Bisimulation for higher-order process calculi

A higher-order process calculus is a calculus for communicating systems which contains higher-order constructs like communication of terms. We analyse the notion of bisimulation in these calculi. We argue that both the standard definition of bisimulation (i.e., the one for CCS and related calculi), as well as higher-order bisimulation [E. Astesiano, A. Giovini, and G. Reggio, in ''STACS '88,'' Lecture Notes in Computer Science, Vol. 294, pp. 207-226, Springer-Verlag, Berlin/New York, 1988; G. Boudol, in ''TAPSOFT '89,'' Lecture Notes in Computer Science, Vol. 351, pp. 149-161, Springer-Verlag, Berlin/New York, 1989; B. Thomsen, Ph.D. thesis, Dept. of Computing, Imperial College, 1990] are in general unsatisfactory, because of their over-discrimination. We propose and study a new form of bisimulation for such calculi, called context bisimulation, which yields a more satisfactory discriminanting power. A drawback of context bisimulation is the heavy use of universal quantification in its definition, which is hard to handle in practice.

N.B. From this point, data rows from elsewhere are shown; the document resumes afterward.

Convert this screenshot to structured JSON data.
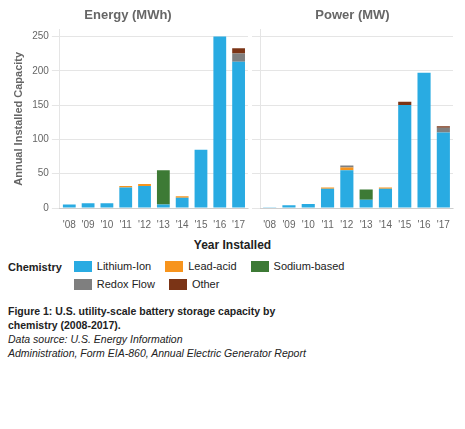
{
  "chart_data": [
    {
      "type": "bar",
      "stacked": true,
      "title": "Energy (MWh)",
      "ylabel": "Annual Installed Capacity",
      "categories": [
        "'08",
        "'09",
        "'10",
        "'11",
        "'12",
        "'13",
        "'14",
        "'15",
        "'16",
        "'17"
      ],
      "series": [
        {
          "name": "Lithium-Ion",
          "color": "#29ABE2",
          "values": [
            5,
            7,
            7,
            30,
            32,
            5,
            15,
            85,
            250,
            213
          ]
        },
        {
          "name": "Lead-acid",
          "color": "#F7941D",
          "values": [
            0,
            0,
            0,
            2,
            3,
            0,
            2,
            0,
            0,
            0
          ]
        },
        {
          "name": "Sodium-based",
          "color": "#3D7A35",
          "values": [
            0,
            0,
            0,
            0,
            0,
            50,
            0,
            0,
            0,
            0
          ]
        },
        {
          "name": "Redox Flow",
          "color": "#7F7F7F",
          "values": [
            0,
            0,
            0,
            0,
            0,
            0,
            0,
            0,
            0,
            12
          ]
        },
        {
          "name": "Other",
          "color": "#7B3416",
          "values": [
            0,
            0,
            0,
            0,
            0,
            0,
            0,
            0,
            0,
            8
          ]
        }
      ],
      "ylim": [
        0,
        260
      ],
      "yticks": [
        0,
        50,
        100,
        150,
        200,
        250
      ],
      "grid": true
    },
    {
      "type": "bar",
      "stacked": true,
      "title": "Power (MW)",
      "categories": [
        "'08",
        "'09",
        "'10",
        "'11",
        "'12",
        "'13",
        "'14",
        "'15",
        "'16",
        "'17"
      ],
      "series": [
        {
          "name": "Lithium-Ion",
          "color": "#29ABE2",
          "values": [
            1,
            4,
            6,
            28,
            55,
            12,
            28,
            150,
            197,
            110
          ]
        },
        {
          "name": "Lead-acid",
          "color": "#F7941D",
          "values": [
            0,
            0,
            0,
            2,
            4,
            0,
            2,
            0,
            0,
            0
          ]
        },
        {
          "name": "Sodium-based",
          "color": "#3D7A35",
          "values": [
            0,
            0,
            0,
            0,
            0,
            15,
            0,
            0,
            0,
            0
          ]
        },
        {
          "name": "Redox Flow",
          "color": "#7F7F7F",
          "values": [
            0,
            0,
            0,
            0,
            3,
            0,
            0,
            0,
            0,
            7
          ]
        },
        {
          "name": "Other",
          "color": "#7B3416",
          "values": [
            0,
            0,
            0,
            0,
            0,
            0,
            0,
            5,
            0,
            2
          ]
        }
      ],
      "ylim": [
        0,
        260
      ],
      "yticks": [
        0,
        50,
        100,
        150,
        200,
        250
      ],
      "grid": true,
      "tick_labels": "x"
    }
  ],
  "xlabel": "Year Installed",
  "legend": "bottom",
  "legend_title": "Chemistry",
  "annotations": [
    "Figure 1: U.S. utility-scale battery storage capacity by\nchemistry (2008-2017).",
    "Data source: U.S. Energy Information\nAdministration, Form EIA-860, ",
    "Annual Electric Generator Report"
  ]
}
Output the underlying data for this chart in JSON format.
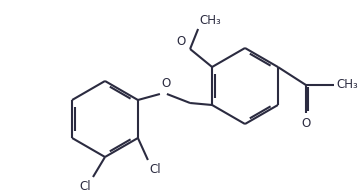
{
  "bg_color": "#ffffff",
  "line_color": "#2b2b40",
  "lw": 1.5,
  "fig_w": 3.63,
  "fig_h": 1.91,
  "dpi": 100,
  "ring_r": 0.38,
  "xlim": [
    0.0,
    3.63
  ],
  "ylim": [
    0.0,
    1.91
  ]
}
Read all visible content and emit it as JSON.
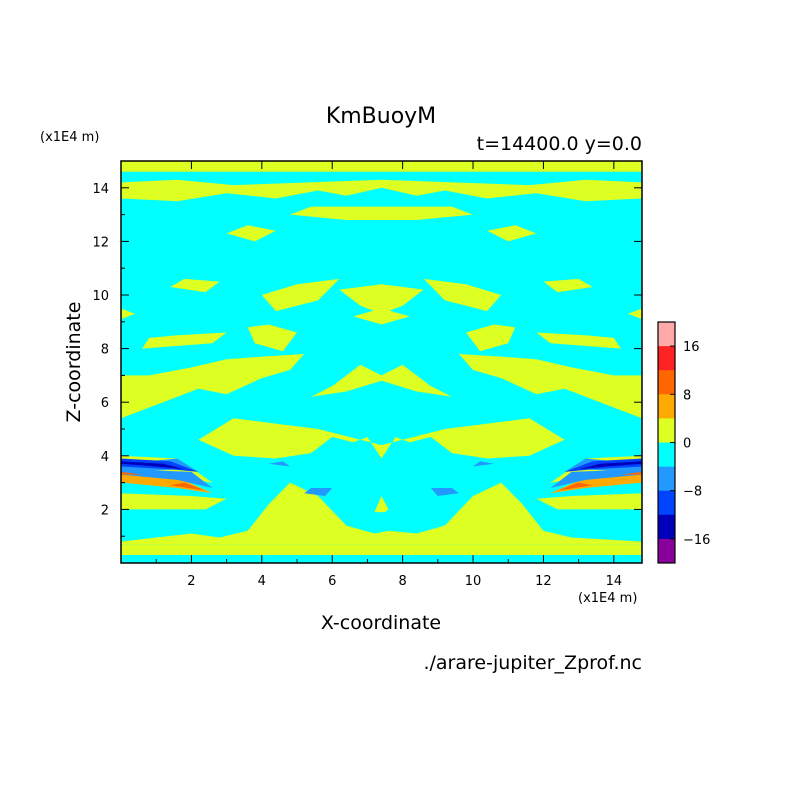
{
  "chart_data": {
    "type": "heatmap",
    "title": "KmBuoyM",
    "subtitle": "t=14400.0 y=0.0",
    "xlabel": "X-coordinate",
    "ylabel": "Z-coordinate",
    "x_unit": "(x1E4 m)",
    "y_unit": "(x1E4 m)",
    "source": "./arare-jupiter_Zprof.nc",
    "xlim": [
      0,
      14.8
    ],
    "ylim": [
      0,
      15
    ],
    "xticks": [
      2,
      4,
      6,
      8,
      10,
      12,
      14
    ],
    "yticks": [
      2,
      4,
      6,
      8,
      10,
      12,
      14
    ],
    "colorbar": {
      "ticks": [
        16,
        8,
        0,
        -8,
        -16
      ],
      "levels": [
        {
          "color": "#ffaaaa"
        },
        {
          "color": "#ff2222"
        },
        {
          "color": "#ff6600"
        },
        {
          "color": "#ffaa00"
        },
        {
          "color": "#ddff22"
        },
        {
          "color": "#00ffff"
        },
        {
          "color": "#2299ff"
        },
        {
          "color": "#0044ff"
        },
        {
          "color": "#0000bb"
        },
        {
          "color": "#880099"
        }
      ]
    },
    "background_level_color": "#00ffff",
    "positive_band_color": "#ddff22"
  }
}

To resolve this difficulty we introduce triggered bisimulation and normal bisimulation, and we prove that they both coincide with context bisimulation. In the proof, we exploit the factorisation theorem: When comparing the behaviour of two processes, it allows us to ''isolate'' subcomponents which might give differences, so that the analysis can be concentrated on them. (C) 1996 Academic Press.